At the same time, this hasn't stopped those involved with the case from citing those outside of Congress to make their legal cases. Most notably, the plaintiffs seized on comments from MIT economist Jon Gruber, discovered earlier this summer, where he seems to suggest that Congress meant to limit subsidies to state exchanges. (Gruber has since said he was speaking off the cuff and believes all states should have subsidies.)
In arguments filed with the Supreme Court last month, the plaintiffs cite Gruber's comments as proof of their position. The idea here is that Gruber was consulting with Congress and the White House during the health law's drafting, and should have a decent sense of what legislators were thinking. While he's not a member of Congress himself, plaintiffs think his words should be taken as a decent proxy of the body's viewpoint.
You could see the defendants in King take a similar approach to Walker's comments. He's a governor who says he spent two years studying the Affordable Care Act, talked at length with both administration officials, and, one would expect, Republican members of Congress, and came away thinking that that state and federal marketplaces are identical.
There is, however, one reason that Gruber's comments could carry more weight with the Supreme Court than Walker's. Gruber's remarks were really specific to Obamacare's tax credits. In one video, Gruber talks about how there are "billions of dollars at stake here in setting up these exchanges."
The Walker comments don't get to that level of granularity. They more generally address the fact that the state and federal marketplaces should work the same. And that could make them less of a force in the courtroom, when the Supreme Court hears arguments on this case on March 4.
4) So is there any reason to pay attention to the Walker comments?
While the Walker comments may not prove legally relevant, they do speak to how marginal the plaintiffs' argument — that the federal exchange can't distribute subsidies — was during Obamacare's implementation.

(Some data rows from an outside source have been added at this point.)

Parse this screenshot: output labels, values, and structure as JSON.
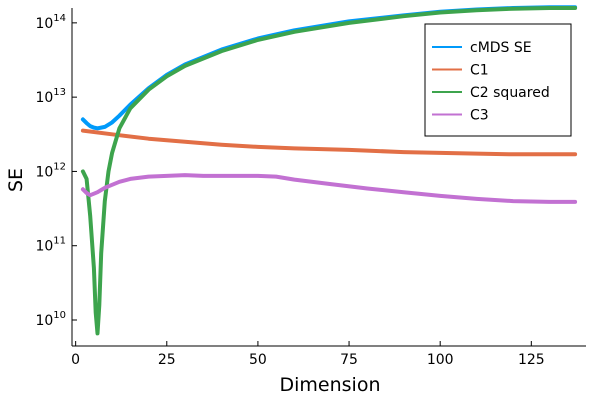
{
  "chart_data": {
    "type": "line",
    "title": "",
    "xlabel": "Dimension",
    "ylabel": "SE",
    "xlim": [
      -1,
      140
    ],
    "ylim_log10": [
      9.65,
      14.2
    ],
    "yscale": "log",
    "grid": false,
    "legend_placement": "top-right",
    "x_ticks": [
      0,
      25,
      50,
      75,
      100,
      125
    ],
    "y_ticks": [
      {
        "base": "10",
        "exp": "10",
        "log10": 10
      },
      {
        "base": "10",
        "exp": "11",
        "log10": 11
      },
      {
        "base": "10",
        "exp": "12",
        "log10": 12
      },
      {
        "base": "10",
        "exp": "13",
        "log10": 13
      },
      {
        "base": "10",
        "exp": "14",
        "log10": 14
      }
    ],
    "series": [
      {
        "name": "cMDS SE",
        "color": "#009AFA",
        "x": [
          2,
          3,
          4,
          5,
          6,
          7,
          8,
          10,
          12,
          15,
          20,
          25,
          30,
          40,
          50,
          60,
          75,
          90,
          100,
          110,
          120,
          130,
          137
        ],
        "log10": [
          12.7,
          12.65,
          12.61,
          12.59,
          12.58,
          12.59,
          12.6,
          12.66,
          12.75,
          12.9,
          13.12,
          13.3,
          13.44,
          13.64,
          13.79,
          13.9,
          14.02,
          14.1,
          14.15,
          14.18,
          14.2,
          14.21,
          14.21
        ]
      },
      {
        "name": "C1",
        "color": "#E26F46",
        "x": [
          2,
          10,
          20,
          30,
          40,
          50,
          60,
          75,
          90,
          100,
          110,
          120,
          130,
          137
        ],
        "log10": [
          12.55,
          12.5,
          12.44,
          12.4,
          12.36,
          12.33,
          12.31,
          12.29,
          12.26,
          12.25,
          12.24,
          12.23,
          12.23,
          12.23
        ]
      },
      {
        "name": "C2 squared",
        "color": "#3DA44D",
        "x": [
          2,
          3,
          4,
          5,
          5.5,
          6,
          6.5,
          7,
          8,
          9,
          10,
          12,
          15,
          20,
          25,
          30,
          40,
          50,
          60,
          75,
          90,
          100,
          110,
          120,
          130,
          137
        ],
        "log10": [
          12.0,
          11.9,
          11.4,
          10.7,
          10.1,
          9.82,
          10.2,
          10.9,
          11.6,
          12.0,
          12.25,
          12.58,
          12.85,
          13.1,
          13.28,
          13.42,
          13.62,
          13.77,
          13.88,
          14.0,
          14.09,
          14.14,
          14.17,
          14.19,
          14.2,
          14.2
        ]
      },
      {
        "name": "C3",
        "color": "#C271D2",
        "x": [
          2,
          3,
          4,
          5,
          6,
          7,
          8,
          10,
          12,
          15,
          20,
          25,
          30,
          35,
          40,
          45,
          50,
          55,
          60,
          70,
          80,
          90,
          100,
          110,
          120,
          130,
          137
        ],
        "log10": [
          11.76,
          11.71,
          11.68,
          11.7,
          11.72,
          11.75,
          11.78,
          11.82,
          11.86,
          11.9,
          11.93,
          11.94,
          11.95,
          11.94,
          11.94,
          11.94,
          11.94,
          11.93,
          11.89,
          11.83,
          11.77,
          11.72,
          11.67,
          11.63,
          11.6,
          11.59,
          11.59
        ]
      }
    ]
  }
}
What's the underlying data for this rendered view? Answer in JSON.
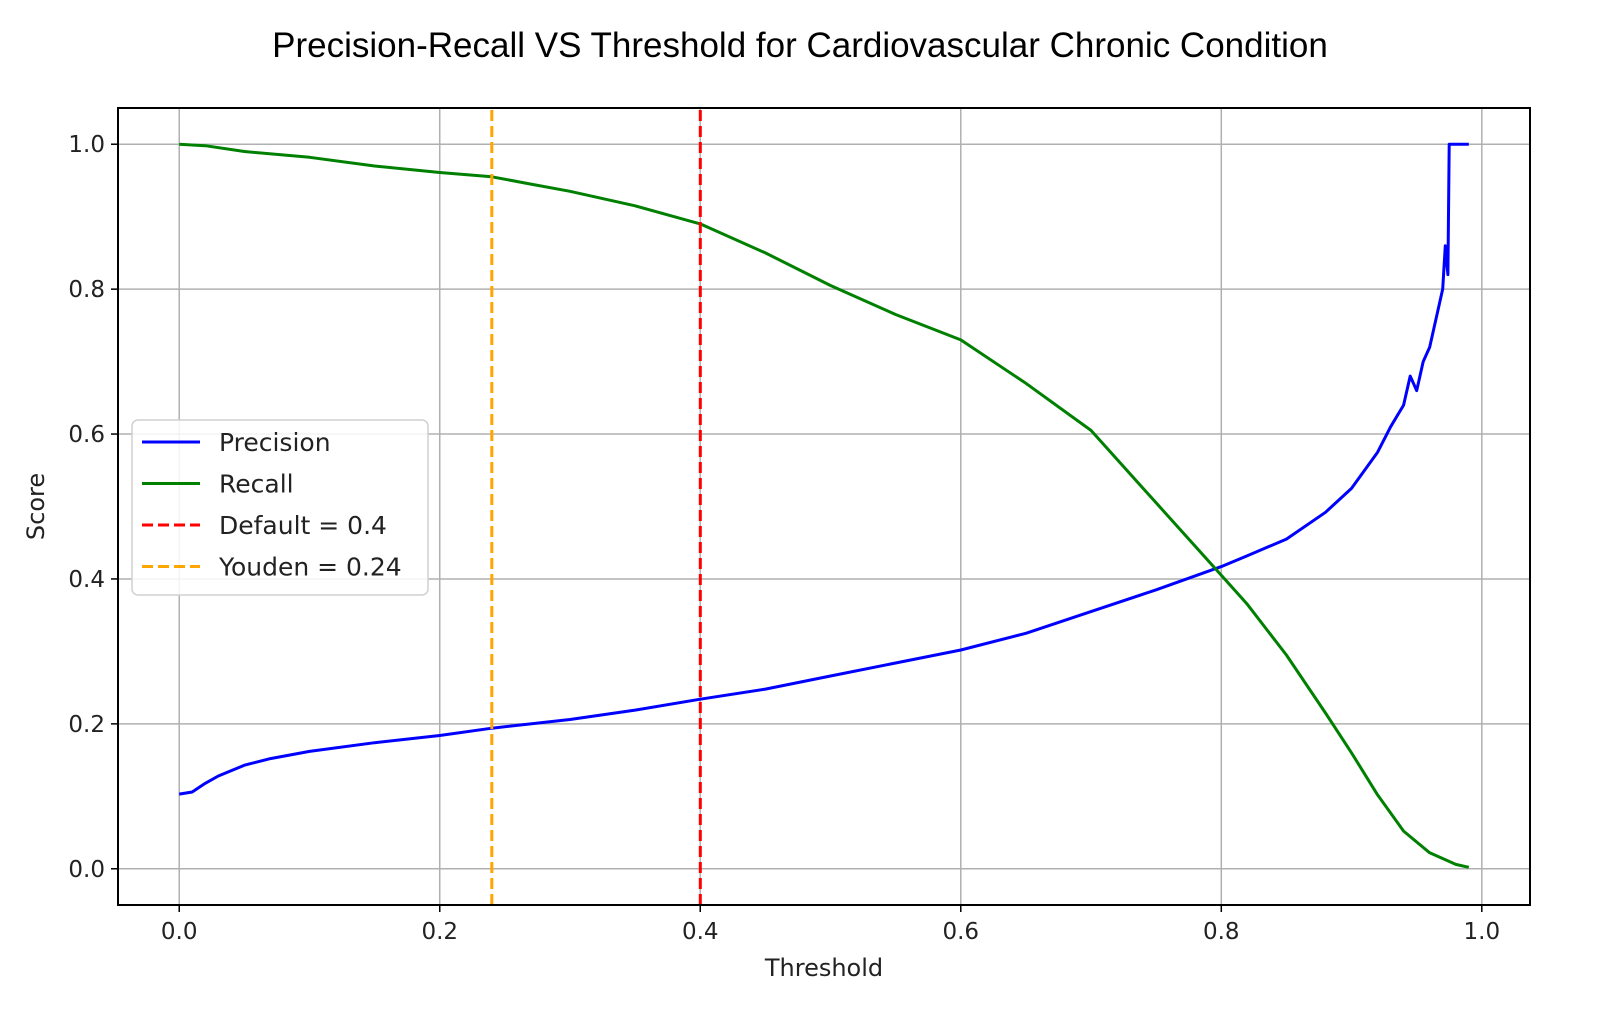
{
  "chart_data": {
    "type": "line",
    "title": "Precision-Recall VS Threshold for Cardiovascular Chronic Condition",
    "xlabel": "Threshold",
    "ylabel": "Score",
    "xlim": [
      -0.047,
      1.037
    ],
    "ylim": [
      -0.05,
      1.05
    ],
    "xticks": [
      0.0,
      0.2,
      0.4,
      0.6,
      0.8,
      1.0
    ],
    "xtick_labels": [
      "0.0",
      "0.2",
      "0.4",
      "0.6",
      "0.8",
      "1.0"
    ],
    "yticks": [
      0.0,
      0.2,
      0.4,
      0.6,
      0.8,
      1.0
    ],
    "ytick_labels": [
      "0.0",
      "0.2",
      "0.4",
      "0.6",
      "0.8",
      "1.0"
    ],
    "grid": true,
    "legend_position": "center-left",
    "series": [
      {
        "name": "Precision",
        "color": "#0000ff",
        "style": "solid",
        "x": [
          0.0,
          0.01,
          0.02,
          0.03,
          0.05,
          0.07,
          0.1,
          0.15,
          0.2,
          0.24,
          0.3,
          0.35,
          0.4,
          0.45,
          0.5,
          0.55,
          0.6,
          0.65,
          0.7,
          0.75,
          0.8,
          0.82,
          0.85,
          0.88,
          0.9,
          0.91,
          0.92,
          0.93,
          0.94,
          0.945,
          0.95,
          0.955,
          0.96,
          0.965,
          0.97,
          0.972,
          0.974,
          0.975,
          0.98,
          0.99
        ],
        "y": [
          0.103,
          0.106,
          0.118,
          0.128,
          0.143,
          0.152,
          0.162,
          0.174,
          0.184,
          0.194,
          0.206,
          0.219,
          0.234,
          0.248,
          0.266,
          0.284,
          0.302,
          0.325,
          0.355,
          0.385,
          0.417,
          0.432,
          0.455,
          0.492,
          0.525,
          0.55,
          0.575,
          0.61,
          0.64,
          0.68,
          0.66,
          0.7,
          0.72,
          0.76,
          0.8,
          0.86,
          0.82,
          1.0,
          1.0,
          1.0
        ]
      },
      {
        "name": "Recall",
        "color": "#008000",
        "style": "solid",
        "x": [
          0.0,
          0.02,
          0.05,
          0.1,
          0.15,
          0.2,
          0.24,
          0.27,
          0.3,
          0.35,
          0.38,
          0.4,
          0.45,
          0.5,
          0.55,
          0.6,
          0.65,
          0.7,
          0.75,
          0.8,
          0.82,
          0.85,
          0.88,
          0.9,
          0.92,
          0.94,
          0.96,
          0.98,
          0.99
        ],
        "y": [
          1.0,
          0.998,
          0.99,
          0.982,
          0.97,
          0.961,
          0.955,
          0.945,
          0.935,
          0.915,
          0.9,
          0.89,
          0.85,
          0.805,
          0.765,
          0.73,
          0.67,
          0.605,
          0.505,
          0.405,
          0.365,
          0.295,
          0.215,
          0.16,
          0.102,
          0.052,
          0.022,
          0.006,
          0.002
        ]
      },
      {
        "name": "Default = 0.4",
        "color": "#ff0000",
        "style": "dashed",
        "x": [
          0.4,
          0.4
        ],
        "y": [
          -0.05,
          1.05
        ]
      },
      {
        "name": "Youden = 0.24",
        "color": "#ffa500",
        "style": "dashed",
        "x": [
          0.24,
          0.24
        ],
        "y": [
          -0.05,
          1.05
        ]
      }
    ]
  }
}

Walker is an outspoken opponent of the Affordable Care Act — to the point that his state returned exchange grant funding to the federal government. He had lots of motivation to find holes and problems with Obamacare in the two years he said he spent studying the the law. Indeed, he spent that time building a case against the exchanges, arguing that the fact that the federal government gets to set the rules for state exchanges means they're not really state exchanges at all.
The fact that Walker never came across the idea that Congress has intended to make subsidies illegal on federally-run exchanges underscores the fact, often denied by the plaintiffs in King, that this simply wasn't an interpretation that had any mainstream foothold up until the plaintiffs made it the centerpiece of their court case.
This was, for what it's worth, also my experience as a reporter covering Obamacare. It's backed up by Congressional staff who worked on the law: there has, for years now, been widespread agreement that of course every exchange would have access to subsidies. This is a point where Michael Cannon (the CATO expert who helped draft the King argument) and I disagree, and you can read more of his viewpoint on the subject in my interview with him. Walker's comments may not be very legally relevant, but they're evidence of a larger context that is legally relevant.
Correction: An initial version of this post incorrectly identified the website that posted the Walker video. It is ThinkProgress, a news site owned by the Center for American Progress.